Les conséquences du manque de sommeil

21 septembre, 2020
Le manque de sommeil est associé à des problèmes cognitifs, émotionnels et physiques. Dormir un bon nombre d'heures devrait alors être une priorité pour tout le monde devant d'autres intérêts.

Le manque de sommeil est devenu une coutume pour de nombreux adolescents et adultes. Dans un monde saturé par l’immédiateté, la stimulation et l’impatience, il y a des besoins basiques comme le sommeil qui se sont vus altérés.

Les changements constants dans les horaires de travail, le changement de l’éclairage ambiant ou l’accès aux technologies de n’importe quel endroit du monde ont rendu cette habitude plus fréquente.

Les conséquences de ces changements se manifestent à différents niveaux : au niveau cognitif, émotionnel ou biologique. On en est arrivé au point de créer de nouveaux syndromes comme celui du manque de sommeil. Ce syndrome se caractérise par le fait que le sommeil cesse d’être une priorité.

Le processus du sommeil

Le sommeil est un état physiologique indispensable. Il implique une diminution de l’état d’alerte et de la conscience dans le but de développer des processus d’intégration de l’activité cérébrale et de modifier des processus physiologiques dans l’organisme. Il est régi par le rythme circadien. Ainsi, on alterne entre un état de veille et un état de sommeil.

Il existe deux grandes étapes du sommeil qui doivent toujours se dérouler dans le même ordre.

La première étape est le sommeil non-REM, où il n’y a pas de mouvements oculaires rapides. Cette étape se sous-divise en quatre phases :

  • Non REM 1 : Le sommeil est léger. La personne peut se réveiller facilement et il y a encore une perception de stimuli interne et externe.
  • Non REM 2 : On assiste au blocage d’accès sensoriel dans le corps. Le tonus musculaire diminue, ainsi que le rythme cardiaque. Les ondes cérébrales commencent à diminuer afin que le cerveau calibre son activité.
  • Non REM 3 : Les ondes cérébrales continuent à diminuer. Le blocage sensoriel est plus important. On sécrète plus d’hormones de croissance.
  • Non REM 4 : La phase précédente et celle-ci sont celles où le sommeil est le plus profond. Il y a une prédominance des ondes delta.

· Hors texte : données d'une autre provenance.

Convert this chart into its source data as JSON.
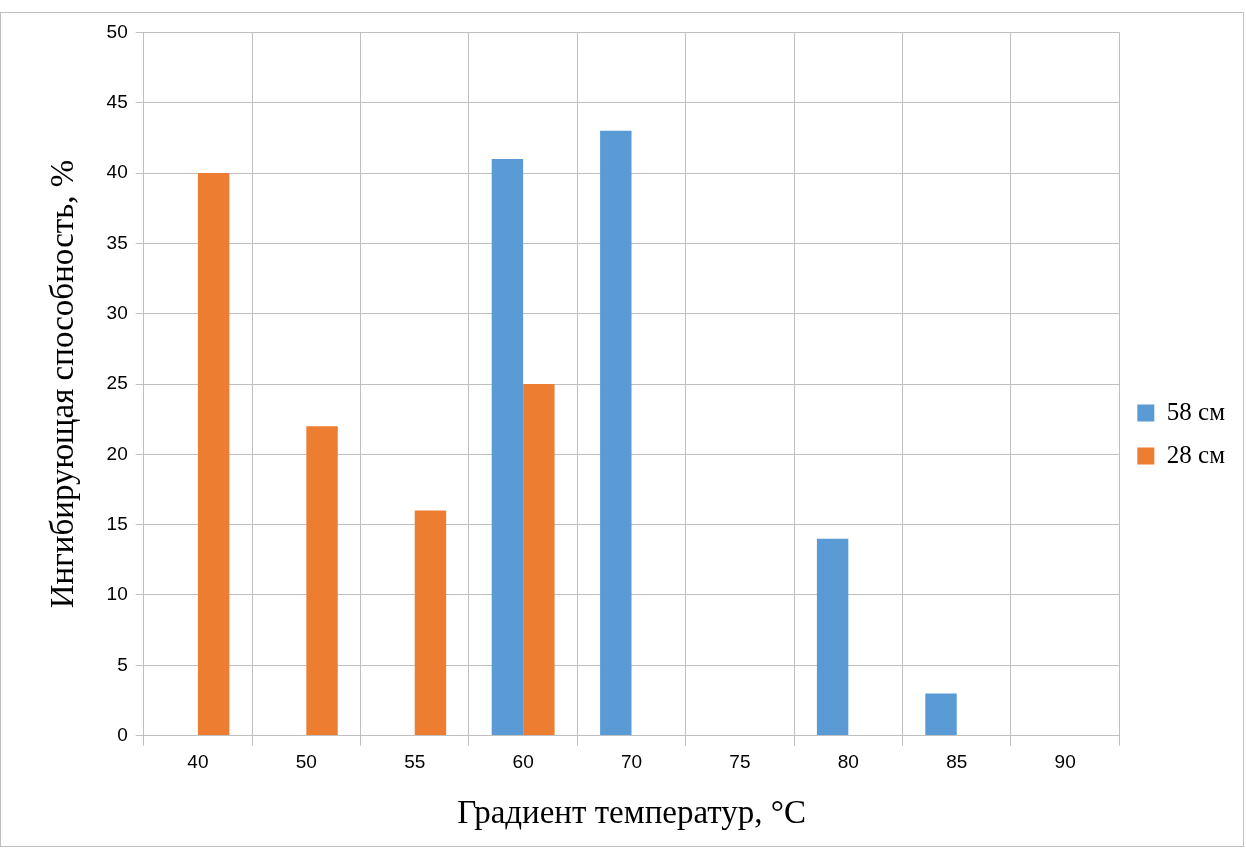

La deuxième étape est celle du sommeil REM. Elle se caractérise par la présence de mouvements oculaires rapides. Le ton musculaire diminue et le rythme respiratoire et cardiaque est irrégulière. C’est le moment du sommeil où le cerveau est le plus actif. On est en présence des rêves les plus lucides avec un fil conducteur.

Activation cérébrale et le manque de sommeil

Dans des études réalisées grâce à l’imagerie cérébrale, on a trouvé une réduction globale de l’activité cérébrale quand on réduit le temps de sommeil.

Néanmoins, la plus grande diminution de cette activité se trouve dans le cortex préfrontal et le lobe pariétal. Cette mesure a été réalisée spécialement avec des activités verbales. L’hypothèse est la suivante : c’est une conséquence dont souffre le cerveau pour essayer de se maintenir éveillé et en alerte.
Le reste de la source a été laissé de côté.